Cameron also got flak from his political rivals, but the speech was not instantly shared and tweeted around the world as an example of racism.
Only Israel’s prime minister is considered racist when he tries to tackle terrorism at the source.
It was similar to the reaction to Israel’s proposed legislation requiring nonprofit organizations (Left or Right, by the way) to clearly declare funding they receive from foreign governments in all public communications and contacts with Israeli government officials and to wear a special badge when attending Knesset meetings.
A colleague this week shared a Washington Post editorial titled “A Danger to Israeli Democracy” (January 2) casually dropping a mention of similarities to Vladimir Putin’s Russia and legislation in China.
“Israel should not allow itself to be lumped with these regimes,” opined the editorial.
I agree. We should not be lumped together with these regimes. As the editorial itself noted, “Israel’s democracy has been a pillar of strength through years of siege.”
And, while not perfect, Justice Minister Ayelet Shaked’s proposals don’t remind me of either of those regimes (which strangely are not singled out by the BDS movement as targets for boycott, divestment and sanctions).
It reminds me of America’s Foreign Agents Registration Act whose purpose, according to the FAQs on its own website, “is to insure that the US Government and the people of the United States are informed of the source of information (propaganda) and the identity of persons attempting to influence US public opinion, policy and laws.”
More double standards in a dangerous world.
Channel 10’s Tzinur show this week reported that the British Parliament had discussed Israel some 350 times in 2015: That’s approximately 50 more discussions and parliamentary questions than it held on ISIS last year. The figure seemed so high, I double-checked.
Unfortunately, it’s correct. The British Parliament was more concerned with Israel’s “evils” than with those of Islamic State.

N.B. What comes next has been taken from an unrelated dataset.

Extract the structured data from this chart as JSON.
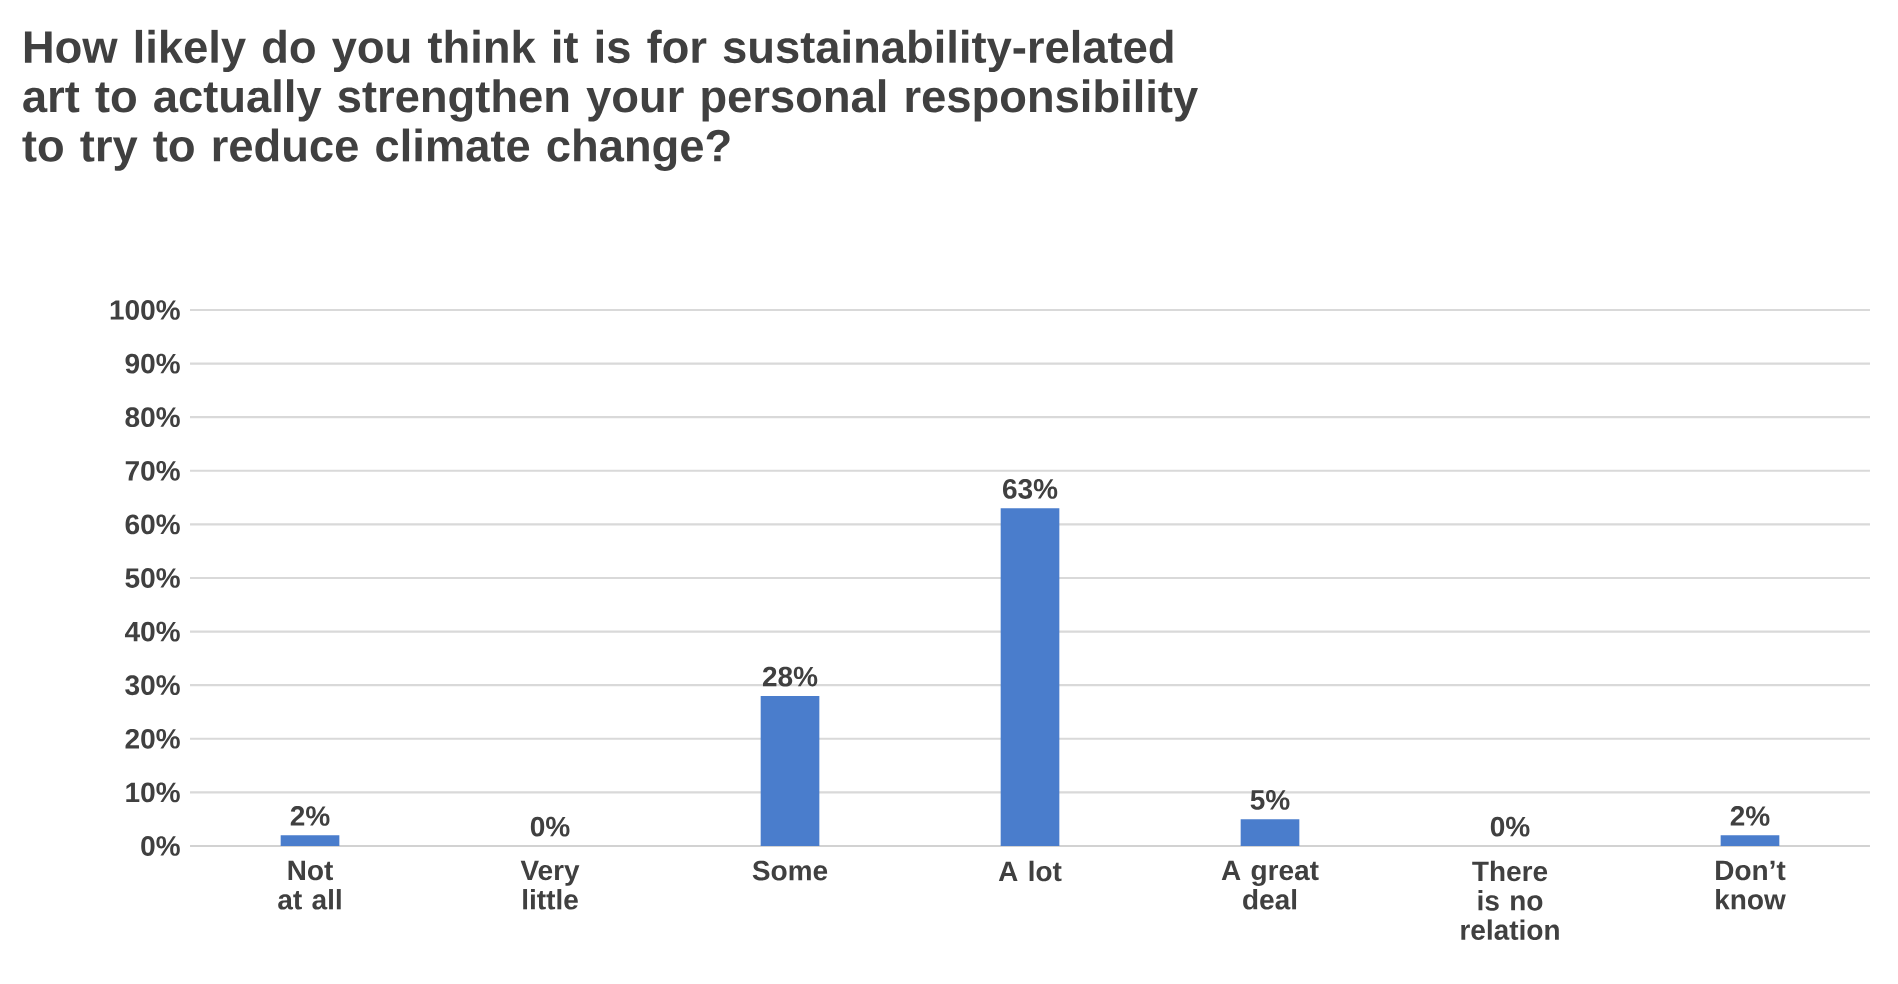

Back to Paris: Another double take.
According to an Israel Radio report, protesters wearing keffiyehs and carrying Palestinian flags and anti-Israel placards managed to get into the performance by the Israeli Bat Sheva Dance Company on January 5 (so much for the French concept of heightened security) ahead of a performance of “Three” by superb choreographer Ohad Naharin.
The pro-Palestinians at the Opera de Paris shouted messages such as “One doesn’t dance with apartheid” and called Israelis “murderers” and “colonizers,” particularly in Gaza.
Similar slogans are frequently sounded by similar demonstrators in other European capitals and cities.
It makes me wonder where these people live.
This week, Israel coped with lethal and non-lethal terror attacks (not just in Tel Aviv) and Hezbollah operated a large bomb aimed at IDF soldiers on the Israel-Lebanon border. And Israelis are very aware that Islamist terrorists in Gaza occupy themselves by sporadically firing rockets on Israeli communities.
Meanwhile, the bloodbath – Muslim against Muslim – continues in Syria, Iraq and elsewhere (with the biggest question being who’s been using chemical weapons).
The Sunni-Shi’a divide turned into a gaping chasm as both Saudi Arabia and Iran did what they do best – the former executing a Shi’a cleric, the latter storming the Saudi Embassy. The tremors from the widening split were felt in places far away such as Sudan and Yemen.
Talking of tremors, the world is engaged in a guessing game over what exactly North Korea (Iran’s ally) is playing at with its missile testing. No, I don’t think all’s well with the world at the start of 2016. But as I’ve said before, singling out Israel for double standards and special treatment is not the answer.
Terrorism in Tel Aviv is not about “the settlements” any more than terror attacks in Paris are about poverty.